Juhee Kim
Assistant Professor
Kinesiology and Community Health
Young children have little to say about their food choices. Their eating behavior is shaped largely by caregivers. Juhee
Kim has been concerned about nutrition and obesity among children for more than 10 years. She has seen obesity rates among one-
to three-year-old children increase to "alarming" rates, and she believes there is a need for early intervention and prevention.
By the age of six to nine months, 50 percent of infants in the United States are in day care. By three to four years old,
the number rises to 75 percent, and they are in day care for 30 to 40 hours a week. Dr. Kim chose to focus on the nutritional
practices of day care settings, not only because of the potential they held for contributing to the problem, but also because of
the promise they held as sites of early obesity prevention.
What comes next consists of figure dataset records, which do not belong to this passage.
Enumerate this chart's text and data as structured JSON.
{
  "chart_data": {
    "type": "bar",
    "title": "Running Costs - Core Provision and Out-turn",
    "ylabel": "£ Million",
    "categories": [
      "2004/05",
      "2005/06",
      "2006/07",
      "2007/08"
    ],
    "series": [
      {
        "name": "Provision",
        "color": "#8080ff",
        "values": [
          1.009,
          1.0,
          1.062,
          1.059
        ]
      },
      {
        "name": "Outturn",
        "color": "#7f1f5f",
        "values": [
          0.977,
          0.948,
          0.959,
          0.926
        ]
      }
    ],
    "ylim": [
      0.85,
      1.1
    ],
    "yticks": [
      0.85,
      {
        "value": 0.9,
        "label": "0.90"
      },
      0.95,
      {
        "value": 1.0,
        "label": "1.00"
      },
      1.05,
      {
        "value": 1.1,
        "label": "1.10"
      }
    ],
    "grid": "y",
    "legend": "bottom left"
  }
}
Dr. Kim was the first scholar to show that babies in day care gain more weight than those in parental care. In her current
research, which she is conducting under the "Caretaker Research Advancing Youth Obesity Knowledge" (CRAYON) research program at
Illinois, she is developing and validating new tools to measure nutrition, physical activity, and oral health practices and policies
in day care settings. She would like to determine whether the feeding policies themselves are a risk factor in the development of
unhealthy eating habits and obesity. In the long run, she would like to work with day care providers, both center-based and home-based,
to encourage healthier food choices and adequate time for physical activity to ensure healthy growth and development among young children.